As well as seeking to overturn the ban, the RFU is also seeking a ‘stay’ which would allow its teams to compete pending a full decision.
Last week a legal expert told Reuters that FIFA and UEFA have a strong case that allowing Russia to participate in international and club football competitions amounts to a ‘force majeure’ and the current ban should remain in place.
Both soccer governing bodies banned Russia, preventing the men’s national team continuing with their World Cup qualifying campaign and the women’s team taking part in this summer’s European Championships. Russian participation in European club competitions was also affected.
The sanctions followed Russia’s invasion of the Ukraine and the widespread global condemnation that followed.
Legal expert Antoine Duval, a senior researcher at Holland Asser Institute and an expert in sport law, said on Friday (March 4) that letting Russian teams compete could seriously undermine FIFA and UEFA tournaments because other teams could threaten to pull out.
“FIFA and UEFA are facing an existential threat to their competitions due to this situation, and this existential threat is a total boycott,” he said.

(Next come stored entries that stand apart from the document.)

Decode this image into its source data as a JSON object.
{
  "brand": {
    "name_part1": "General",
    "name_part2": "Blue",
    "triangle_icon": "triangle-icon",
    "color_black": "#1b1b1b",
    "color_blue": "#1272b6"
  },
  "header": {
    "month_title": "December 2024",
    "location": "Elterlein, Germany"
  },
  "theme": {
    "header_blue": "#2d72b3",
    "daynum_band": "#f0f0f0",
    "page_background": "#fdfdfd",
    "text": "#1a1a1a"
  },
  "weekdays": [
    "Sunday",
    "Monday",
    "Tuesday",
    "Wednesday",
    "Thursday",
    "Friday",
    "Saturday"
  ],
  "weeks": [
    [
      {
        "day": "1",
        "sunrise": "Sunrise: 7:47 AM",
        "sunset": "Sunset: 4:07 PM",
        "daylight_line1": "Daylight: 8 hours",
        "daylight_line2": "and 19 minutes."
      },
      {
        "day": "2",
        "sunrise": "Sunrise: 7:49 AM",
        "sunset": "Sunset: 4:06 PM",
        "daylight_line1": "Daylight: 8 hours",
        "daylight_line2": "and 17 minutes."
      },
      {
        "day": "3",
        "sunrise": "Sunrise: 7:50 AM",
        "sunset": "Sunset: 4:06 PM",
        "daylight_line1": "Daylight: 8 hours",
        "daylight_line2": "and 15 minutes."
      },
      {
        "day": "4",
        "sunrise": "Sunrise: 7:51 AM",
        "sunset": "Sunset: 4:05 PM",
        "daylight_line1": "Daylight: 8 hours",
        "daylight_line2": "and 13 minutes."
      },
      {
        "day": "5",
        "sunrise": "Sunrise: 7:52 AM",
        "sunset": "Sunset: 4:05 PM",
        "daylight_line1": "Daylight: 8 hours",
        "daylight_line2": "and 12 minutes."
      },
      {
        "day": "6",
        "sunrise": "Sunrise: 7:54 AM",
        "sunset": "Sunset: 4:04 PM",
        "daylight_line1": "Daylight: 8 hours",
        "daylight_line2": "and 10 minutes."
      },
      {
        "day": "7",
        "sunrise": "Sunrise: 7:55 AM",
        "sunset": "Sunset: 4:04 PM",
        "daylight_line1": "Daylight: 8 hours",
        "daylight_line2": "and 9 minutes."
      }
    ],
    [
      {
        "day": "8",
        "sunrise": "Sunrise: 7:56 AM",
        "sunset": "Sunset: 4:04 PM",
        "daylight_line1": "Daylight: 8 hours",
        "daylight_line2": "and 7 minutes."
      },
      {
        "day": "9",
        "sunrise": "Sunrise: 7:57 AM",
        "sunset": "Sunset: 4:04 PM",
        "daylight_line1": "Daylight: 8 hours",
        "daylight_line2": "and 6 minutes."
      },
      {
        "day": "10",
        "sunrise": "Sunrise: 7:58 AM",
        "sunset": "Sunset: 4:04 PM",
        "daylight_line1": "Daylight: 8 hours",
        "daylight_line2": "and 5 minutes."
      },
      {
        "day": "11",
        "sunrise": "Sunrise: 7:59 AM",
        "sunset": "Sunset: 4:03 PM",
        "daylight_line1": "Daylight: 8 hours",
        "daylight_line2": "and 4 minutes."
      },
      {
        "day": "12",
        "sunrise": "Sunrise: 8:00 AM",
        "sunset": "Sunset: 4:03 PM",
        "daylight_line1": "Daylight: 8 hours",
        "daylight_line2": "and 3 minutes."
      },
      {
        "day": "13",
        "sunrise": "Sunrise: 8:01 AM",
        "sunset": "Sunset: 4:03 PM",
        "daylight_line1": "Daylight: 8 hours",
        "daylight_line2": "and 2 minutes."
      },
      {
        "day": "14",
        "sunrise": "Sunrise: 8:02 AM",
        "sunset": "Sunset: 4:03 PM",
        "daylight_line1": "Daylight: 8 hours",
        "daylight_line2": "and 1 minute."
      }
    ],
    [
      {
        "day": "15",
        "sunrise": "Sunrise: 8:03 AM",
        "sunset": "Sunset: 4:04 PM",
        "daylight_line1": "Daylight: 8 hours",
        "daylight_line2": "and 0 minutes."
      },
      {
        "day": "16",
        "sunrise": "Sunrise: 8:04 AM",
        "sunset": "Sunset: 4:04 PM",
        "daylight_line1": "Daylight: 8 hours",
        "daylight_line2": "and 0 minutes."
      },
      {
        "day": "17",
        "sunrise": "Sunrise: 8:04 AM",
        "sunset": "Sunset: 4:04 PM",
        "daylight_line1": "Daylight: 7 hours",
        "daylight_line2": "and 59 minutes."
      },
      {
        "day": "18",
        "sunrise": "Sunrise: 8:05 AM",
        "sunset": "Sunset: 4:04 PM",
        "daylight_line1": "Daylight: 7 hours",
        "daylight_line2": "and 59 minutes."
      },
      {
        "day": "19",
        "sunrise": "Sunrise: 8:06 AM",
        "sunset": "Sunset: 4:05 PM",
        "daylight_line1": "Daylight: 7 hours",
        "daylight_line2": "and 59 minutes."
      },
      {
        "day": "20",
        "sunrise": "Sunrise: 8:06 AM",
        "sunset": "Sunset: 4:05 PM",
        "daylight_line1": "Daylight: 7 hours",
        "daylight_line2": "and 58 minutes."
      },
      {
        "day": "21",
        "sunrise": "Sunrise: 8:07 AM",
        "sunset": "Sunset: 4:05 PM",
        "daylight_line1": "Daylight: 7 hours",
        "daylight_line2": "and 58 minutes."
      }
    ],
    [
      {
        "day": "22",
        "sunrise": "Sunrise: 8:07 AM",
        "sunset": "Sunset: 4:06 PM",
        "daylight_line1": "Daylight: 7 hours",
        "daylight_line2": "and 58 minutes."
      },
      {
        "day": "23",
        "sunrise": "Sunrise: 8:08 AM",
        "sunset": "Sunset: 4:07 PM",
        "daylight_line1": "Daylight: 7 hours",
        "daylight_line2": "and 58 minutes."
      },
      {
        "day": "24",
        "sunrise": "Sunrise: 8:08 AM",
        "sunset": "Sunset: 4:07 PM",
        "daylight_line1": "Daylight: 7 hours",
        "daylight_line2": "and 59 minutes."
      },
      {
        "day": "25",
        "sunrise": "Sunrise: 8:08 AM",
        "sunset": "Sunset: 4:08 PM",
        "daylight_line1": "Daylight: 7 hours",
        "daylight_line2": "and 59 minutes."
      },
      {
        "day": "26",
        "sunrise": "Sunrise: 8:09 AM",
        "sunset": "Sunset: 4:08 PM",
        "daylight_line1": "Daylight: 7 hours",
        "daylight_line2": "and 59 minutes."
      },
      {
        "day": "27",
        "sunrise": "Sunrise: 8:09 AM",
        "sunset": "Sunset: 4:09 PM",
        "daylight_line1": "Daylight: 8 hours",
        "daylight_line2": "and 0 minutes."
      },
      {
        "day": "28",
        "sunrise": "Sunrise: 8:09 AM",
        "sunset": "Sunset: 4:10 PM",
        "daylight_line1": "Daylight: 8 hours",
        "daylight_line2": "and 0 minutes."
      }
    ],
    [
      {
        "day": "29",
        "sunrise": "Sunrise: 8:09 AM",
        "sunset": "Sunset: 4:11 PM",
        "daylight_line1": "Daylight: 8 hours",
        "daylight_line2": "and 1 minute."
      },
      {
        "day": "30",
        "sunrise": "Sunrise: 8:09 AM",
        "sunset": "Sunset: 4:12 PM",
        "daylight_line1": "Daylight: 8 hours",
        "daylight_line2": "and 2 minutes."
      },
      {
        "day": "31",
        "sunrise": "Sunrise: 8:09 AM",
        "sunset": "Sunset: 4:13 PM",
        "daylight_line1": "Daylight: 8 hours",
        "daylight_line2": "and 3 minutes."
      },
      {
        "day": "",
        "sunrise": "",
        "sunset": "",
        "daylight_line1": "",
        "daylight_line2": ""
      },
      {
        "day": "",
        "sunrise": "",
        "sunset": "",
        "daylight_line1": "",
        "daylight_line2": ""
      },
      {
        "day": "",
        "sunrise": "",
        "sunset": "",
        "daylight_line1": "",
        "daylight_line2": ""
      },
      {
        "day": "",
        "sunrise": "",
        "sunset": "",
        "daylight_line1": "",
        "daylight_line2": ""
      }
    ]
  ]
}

“And the only way to deal with those existential threats is indeed at this point to bar the Russian competitors from those competitions. So there is a real case that can be built around that, those provisions, linked to a force majeure, and it would be also legally sound.”
Duval added that Russia may argue that other countries at war have not been banned in the past, and that postponing World Cup qualifiers, or leaving any decision over disqualification until as late as possible, would be more proportional.